Escape Plan review by George Hooper - Cinema Paradiso
People have been waiting for a Sylvester Stallone, Arnold Schwarzenegger film ever since they both made it big in the 1908s. While there is less of a demand for it now, it has finally happened with Escape Plan being the film to bring them both together. While it’s nice to see the two playing off each other, it’s a shame it had to be in this formulaic prison break movie.
The film follows professional jail tester Ray Breslin (Stallone) as he is unwillingly dumped in a dangerous and mysterious prison designed for the worst of the worst, the criminals and witnesses nobody wants found. When he finds his way in he must find his way out but he will need the help of Emil (Schwarzenegger), a fellow inmate to find a way to the outside world to find out who put him inside in the first place.
Beyond the initial 80s nostalgia that the film brings about, there is very little to Escape Plan. The story is predictable and generic, the direction is plain and simplistic and the acting is just good enough to ensure people won’t complain. While Schwarzenegger has returned from his time as the Governator with a renewed passion, giving some of his best performances to date, Stallone has just given up, resigned to let his muscles do the talking.

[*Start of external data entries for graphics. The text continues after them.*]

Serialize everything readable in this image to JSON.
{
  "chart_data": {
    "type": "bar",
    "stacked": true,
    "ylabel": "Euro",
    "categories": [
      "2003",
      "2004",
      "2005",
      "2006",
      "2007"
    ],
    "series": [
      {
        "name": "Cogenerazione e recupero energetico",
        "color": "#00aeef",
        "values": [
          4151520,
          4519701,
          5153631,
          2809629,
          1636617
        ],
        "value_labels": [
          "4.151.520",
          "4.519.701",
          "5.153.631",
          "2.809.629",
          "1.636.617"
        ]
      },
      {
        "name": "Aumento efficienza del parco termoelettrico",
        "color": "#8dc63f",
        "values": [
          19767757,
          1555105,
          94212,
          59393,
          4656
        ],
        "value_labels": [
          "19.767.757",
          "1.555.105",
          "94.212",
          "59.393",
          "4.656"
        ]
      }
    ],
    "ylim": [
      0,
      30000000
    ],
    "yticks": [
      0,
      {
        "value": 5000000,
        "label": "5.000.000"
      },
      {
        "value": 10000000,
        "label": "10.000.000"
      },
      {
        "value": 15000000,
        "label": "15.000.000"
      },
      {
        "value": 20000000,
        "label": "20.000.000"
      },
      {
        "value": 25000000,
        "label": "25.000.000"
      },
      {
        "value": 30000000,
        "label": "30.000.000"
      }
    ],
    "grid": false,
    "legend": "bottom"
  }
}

However Jim Caviezel makes for a pretty entertaining lead villain, a mix of classic 80s tropes and his own added flair. He brings a certain element of camp to Escape Plan and oddly enough it feels as though its exactly what its missing. The moments he isn’t on screen lag and the film unfortunately follows the wrong 80s beefcake for most of the film.
He may well be the instigator of these little action throwbacks but Stallone doesn’t really care about the end result while Schwarzenegger still has love for his craft, something that i can ultimately appreciate even if Escape Plan is ultimately a misstep for all involved.